Haller enumerated acceptable foods and dietary practices that would prevent hypertension: “Vegetables, fruits, more fish than meat. Not adding salt to your food. And if you really have to, eat meat only twice a week.”
Helping ease HB pressure
Haller explained why plant-based diets help ease high blood pressure. “You have in the plant more potassium than sodium. Potassium is good for blood pressure, and for blood vessels. When you eat more plants, you have better digestion because you have more fibers. At the same time, you get more electrolytes, and this is potassium.”
“The Philippines is blessed with so much fruits and vegetables. Eat what you have here, then you will be healthy,” Haller stressed.
He added: “We are not made to eat meat every day. Our ancestors hunted for it, and once a week, they caught animals, but not every day. Today’s meat-based diets are not natural. We don’t need that much cholesterol.”
On resorting to veganism to treat hypertension, Haller said, “Veganism is good for cardiovascular health. It’s more extreme, but it’s definitely better than eating too much meat.”
Alan H. Gradman, MD, professor at the Temple University School of Medicine, told Inquirer that he recommends the DASH (dietary approaches to stop hypertension) diet, a modified Mediterranean diet that puts emphasis on fruits and vegetables.

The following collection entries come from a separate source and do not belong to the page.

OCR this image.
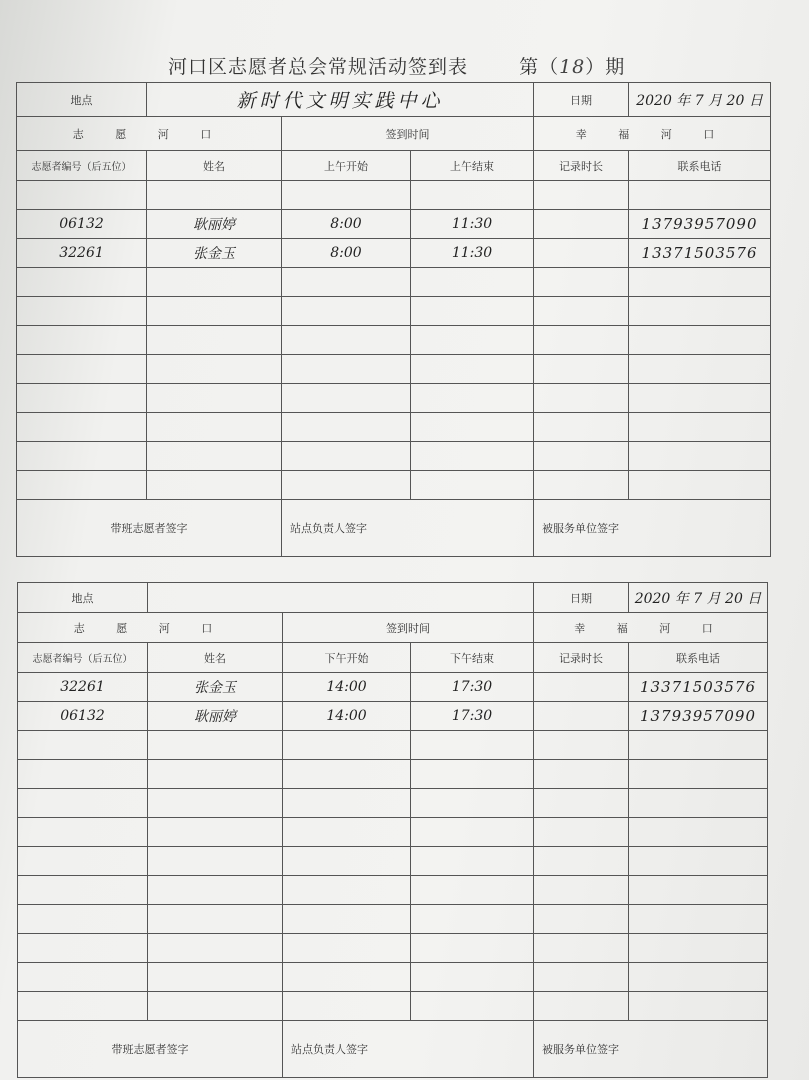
河口区志愿者总会常规活动签到表	第（18）期
地点	新时代文明实践中心			日期	2020 年 7 月 20 日
志 愿 河 口		签到时间		幸 福 河 口	
志愿者编号（后五位）	姓名	上午开始	上午结束	记录时长	联系电话

06132	耿丽婷	8:00	11:30		13793957090
32261	张金玉	8:00	11:30		13371503576

带班志愿者签字		站点负责人签字		被服务单位签字	
地点				日期	2020 年 7 月 20 日
志 愿 河 口		签到时间		幸 福 河 口	
志愿者编号（后五位）	姓名	下午开始	下午结束	记录时长	联系电话
32261	张金玉	14:00	17:30		13371503576
06132	耿丽婷	14:00	17:30		13793957090

带班志愿者签字		站点负责人签字		被服务单位签字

Gradman said: “There’s a lot to recommend about the vegetarian diet. As you know, you need complementary amino acids to give you necessary protein if you (decide to) eliminate all animal protein. I eat mostly vegetarian myself. With the DASH diet, you will lower blood pressure. No question about it.”

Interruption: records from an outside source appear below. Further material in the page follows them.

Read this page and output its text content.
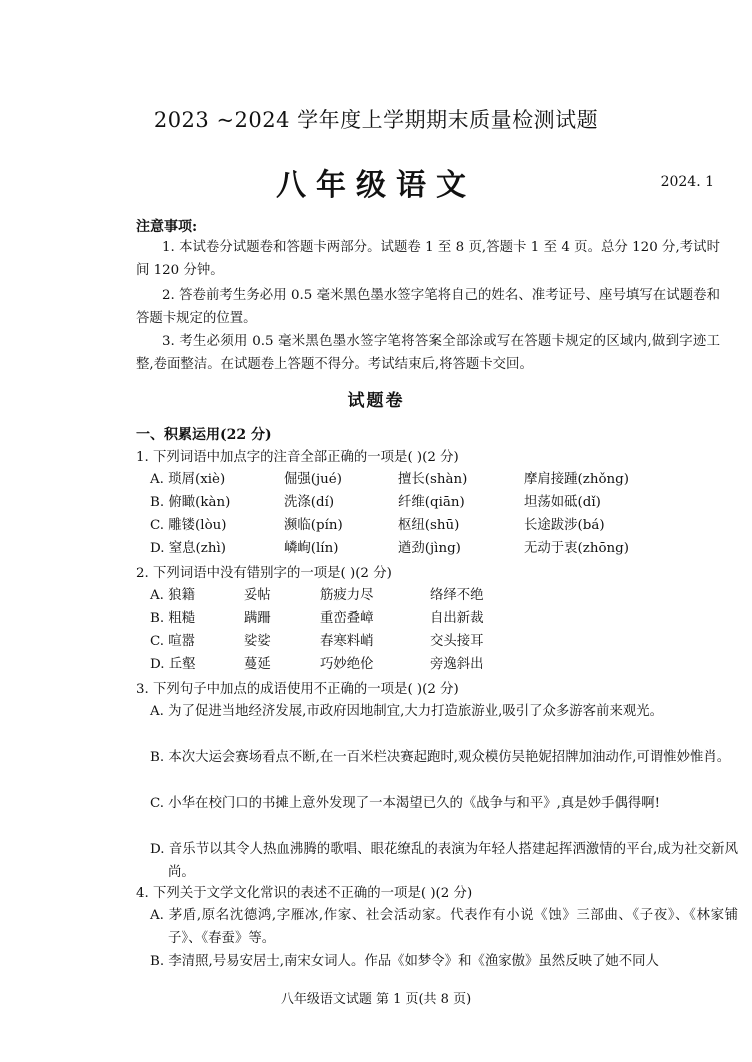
2023 ~2024 学年度上学期期末质量检测试题
八年级语文	2024. 1
注意事项:
1. 本试卷分试题卷和答题卡两部分。试题卷 1 至 8 页,答题卡 1 至 4 页。总分 120 分,考试时间 120 分钟。
2. 答卷前考生务必用 0.5 毫米黑色墨水签字笔将自己的姓名、准考证号、座号填写在试题卷和答题卡规定的位置。
3. 考生必须用 0.5 毫米黑色墨水签字笔将答案全部涂或写在答题卡规定的区域内,做到字迹工整,卷面整洁。在试题卷上答题不得分。考试结束后,将答题卡交回。
试题卷
一、积累运用(22 分)
1. 下列词语中加点字的注音全部正确的一项是( )(2 分)
A. 琐屑(xiè)	倔强(jué)	擅长(shàn)	摩肩接踵(zhǒng)
B. 俯瞰(kàn)	洗涤(dí)	纤维(qiān)	坦荡如砥(dǐ)
C. 雕镂(lòu)	濒临(pín)	枢纽(shū)	长途跋涉(bá)
D. 窒息(zhì)	嶙峋(lín)	遒劲(jìng)	无动于衷(zhōng)
2. 下列词语中没有错别字的一项是( )(2 分)
A. 狼籍	妥帖	筋疲力尽	络绎不绝
B. 粗糙	蹒跚	重峦叠嶂	自出新裁
C. 喧嚣	娑娑	春寒料峭	交头接耳
D. 丘壑	蔓延	巧妙绝伦	旁逸斜出
3. 下列句子中加点的成语使用不正确的一项是( )(2 分)
A. 为了促进当地经济发展,市政府因地制宜,大力打造旅游业,吸引了众多游客前来观光。
B. 本次大运会赛场看点不断,在一百米栏决赛起跑时,观众模仿吴艳妮招牌加油动作,可谓惟妙惟肖。
C. 小华在校门口的书摊上意外发现了一本渴望已久的《战争与和平》,真是妙手偶得啊!
D. 音乐节以其令人热血沸腾的歌唱、眼花缭乱的表演为年轻人搭建起挥洒激情的平台,成为社交新风尚。
4. 下列关于文学文化常识的表述不正确的一项是( )(2 分)
A. 茅盾,原名沈德鸿,字雁冰,作家、社会活动家。代表作有小说《蚀》三部曲、《子夜》、《林家铺子》、《春蚕》等。
B. 李清照,号易安居士,南宋女词人。作品《如梦令》和《渔家傲》虽然反映了她不同人
八年级语文试题 第 1 页(共 8 页)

In his book, Nedley goes on to suggest the following lifestyle changes:
4. Eliminate caffeinated, carbonated and alcoholic drinks.
5. Stop smoking.
6. Bring your weight down to the recommended level for your height and build.
7. Adopt an aerobic exercise routine, such as brisk walking.
8. Learn to cope with stress.
“With these changes, you have a very good chance of reducing your blood pressure to a normal level and keeping it there without the need for medication,” wrote Nedley. “Take the time now to make sure your blood pressure is in the ideal range.”